Kentucky/Appalachian coal mine poverty is a great American story of resilience, survival, devotion and pride. It is largely forgotten today and shoved on the back burner behind progress. Those hard days are remembered only by some of the families in the same hollers still living out the repeating drama of generations. That is why this book is so important. It takes place in the early days of the great depression when the barebones poverty was at its worse and things hadn’t really changed much since the civil war. No cars, no running water, no phones, no electric lights, no radios, no doctors and a real struggle to just get enough food on the table. What kept people going? Family. “River of Earth” by James Still is narrated by a small boy telling three years in the story of events in the life of his family. His mom wants the settled life of the rented farm where they can raise chickens and vegetables and have a sense of place. His dad is a coal miner who moves the family from coal camp to coal camp on the hope of some real money but the mines keep cutting back laying off miners. The characters are amazing: Uncle Jolly, Grandma, cousins Harl and Tibb and sister Euely and brother Fotch. James Still was born into this and I suspect much of this book is his own story. It is vivid and real and is one of the forgotten gems of American Literature.
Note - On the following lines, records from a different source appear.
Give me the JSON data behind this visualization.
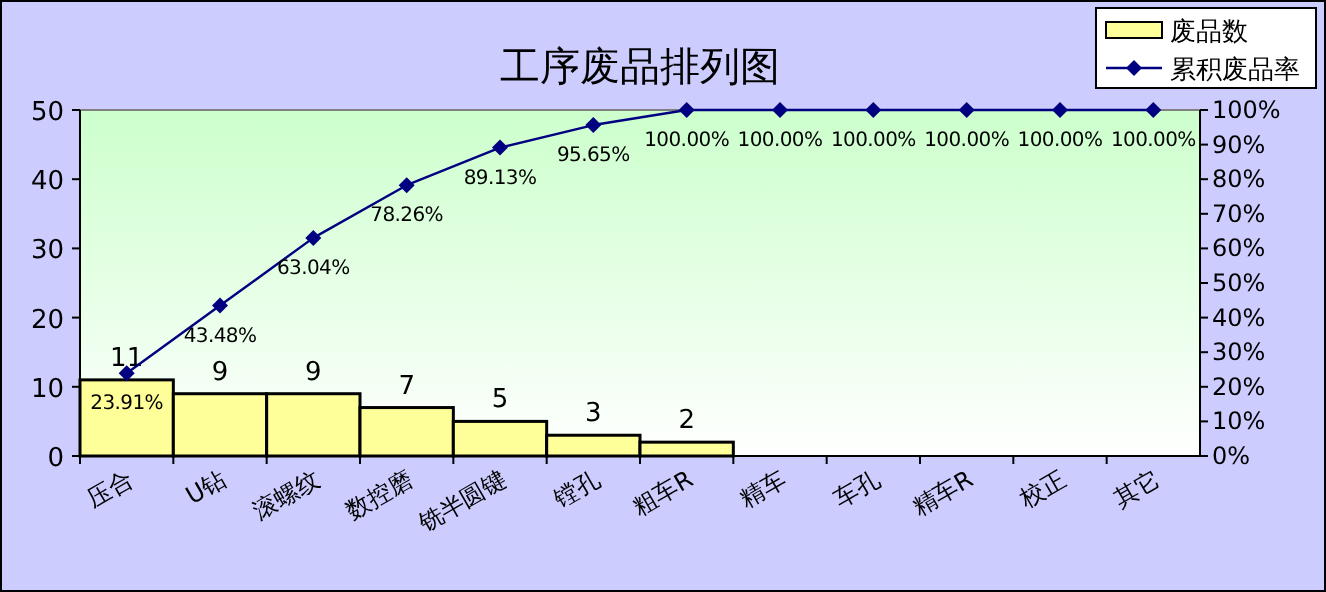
{
  "chart_data": {
    "type": "bar",
    "title": "工序废品排列图",
    "categories": [
      "压合",
      "U钻",
      "滚螺纹",
      "数控磨",
      "铣半圆键",
      "镗孔",
      "粗车R",
      "精车",
      "车孔",
      "精车R",
      "校正",
      "其它"
    ],
    "series": [
      {
        "name": "废品数",
        "color": "#ffff99",
        "values": [
          11,
          9,
          9,
          7,
          5,
          3,
          2,
          0,
          0,
          0,
          0,
          0
        ],
        "value_labels": [
          "11",
          "9",
          "9",
          "7",
          "5",
          "3",
          "2",
          null,
          null,
          null,
          null,
          null
        ]
      },
      {
        "name": "累积废品率",
        "type": "line",
        "axis": "y2",
        "color": "#000080",
        "values": [
          23.91,
          43.48,
          63.04,
          78.26,
          89.13,
          95.65,
          100,
          100,
          100,
          100,
          100,
          100
        ],
        "value_labels": [
          "23.91%",
          "43.48%",
          "63.04%",
          "78.26%",
          "89.13%",
          "95.65%",
          "100.00%",
          "100.00%",
          "100.00%",
          "100.00%",
          "100.00%",
          "100.00%"
        ]
      }
    ],
    "ylim": [
      0,
      50
    ],
    "yticks": [
      0,
      10,
      20,
      30,
      40,
      50
    ],
    "y2lim": [
      0,
      100
    ],
    "y2ticks": [
      {
        "value": 0,
        "label": "0%"
      },
      {
        "value": 10,
        "label": "10%"
      },
      {
        "value": 20,
        "label": "20%"
      },
      {
        "value": 30,
        "label": "30%"
      },
      {
        "value": 40,
        "label": "40%"
      },
      {
        "value": 50,
        "label": "50%"
      },
      {
        "value": 60,
        "label": "60%"
      },
      {
        "value": 70,
        "label": "70%"
      },
      {
        "value": 80,
        "label": "80%"
      },
      {
        "value": 90,
        "label": "90%"
      },
      {
        "value": 100,
        "label": "100%"
      }
    ],
    "marker": "diamond",
    "legend": "top right",
    "grid": false
  }
}
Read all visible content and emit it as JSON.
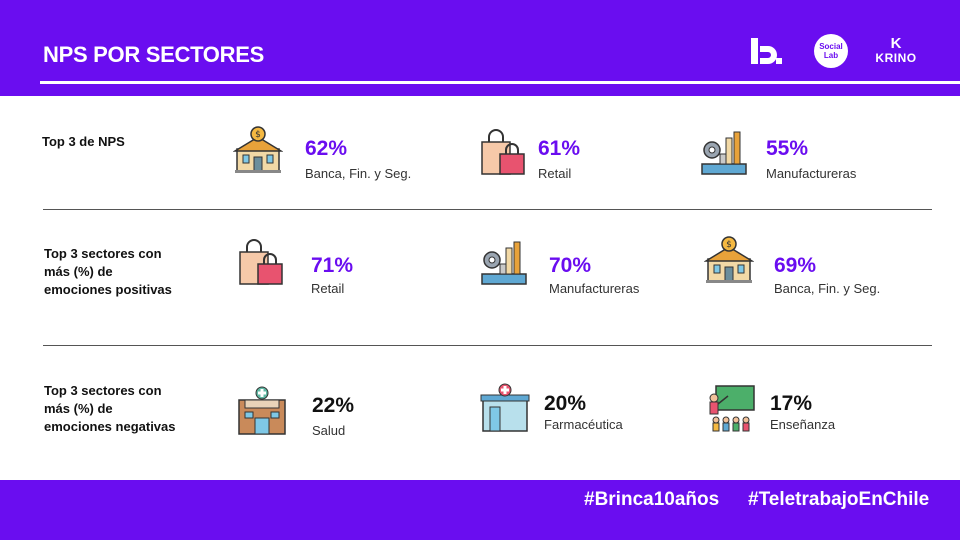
{
  "header": {
    "title": "NPS POR SECTORES"
  },
  "logos": {
    "social_lab_line1": "Social",
    "social_lab_line2": "Lab",
    "krino_mark": "K",
    "krino_text": "KRINO"
  },
  "colors": {
    "brand": "#6a0df0",
    "percent_purple": "#6a0df0",
    "percent_dark": "#111111"
  },
  "rows": [
    {
      "label": "Top 3 de NPS",
      "items": [
        {
          "percent": "62%",
          "sector": "Banca, Fin. y Seg.",
          "icon": "bank-icon"
        },
        {
          "percent": "61%",
          "sector": "Retail",
          "icon": "shopping-bag-icon"
        },
        {
          "percent": "55%",
          "sector": "Manufactureras",
          "icon": "factory-icon"
        }
      ]
    },
    {
      "label_lines": [
        "Top 3 sectores con",
        "más (%) de",
        "emociones positivas"
      ],
      "items": [
        {
          "percent": "71%",
          "sector": "Retail",
          "icon": "shopping-bag-icon"
        },
        {
          "percent": "70%",
          "sector": "Manufactureras",
          "icon": "factory-icon"
        },
        {
          "percent": "69%",
          "sector": "Banca, Fin. y Seg.",
          "icon": "bank-icon"
        }
      ]
    },
    {
      "label_lines": [
        "Top 3 sectores con",
        "más (%) de",
        "emociones negativas"
      ],
      "items": [
        {
          "percent": "22%",
          "sector": "Salud",
          "icon": "hospital-icon"
        },
        {
          "percent": "20%",
          "sector": "Farmacéutica",
          "icon": "pharmacy-icon"
        },
        {
          "percent": "17%",
          "sector": "Enseñanza",
          "icon": "teacher-icon"
        }
      ]
    }
  ],
  "footer": {
    "tag1": "#Brinca10años",
    "tag2": "#TeletrabajoEnChile"
  }
}
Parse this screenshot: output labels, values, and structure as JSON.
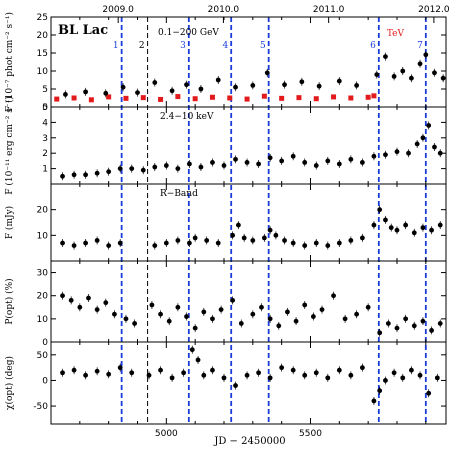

Still published the book in 1940, just about the same time as Steinbeck’s “Grapes of Wrath” which got all the great reviews from the critics. With its simple sentences and mountain dialect, “River of Earth” sort of got overlooked.

But taken together, the two books represent the story of demoralizing poverty in the 1930’s. If you have read “Grapes of Wrath,” you owe it to yourself to read “River of Earth.”

“River of Earth” by James Still, Viking Press, New York, 1940...still in print from University of Kentucky Press, available on Amazon.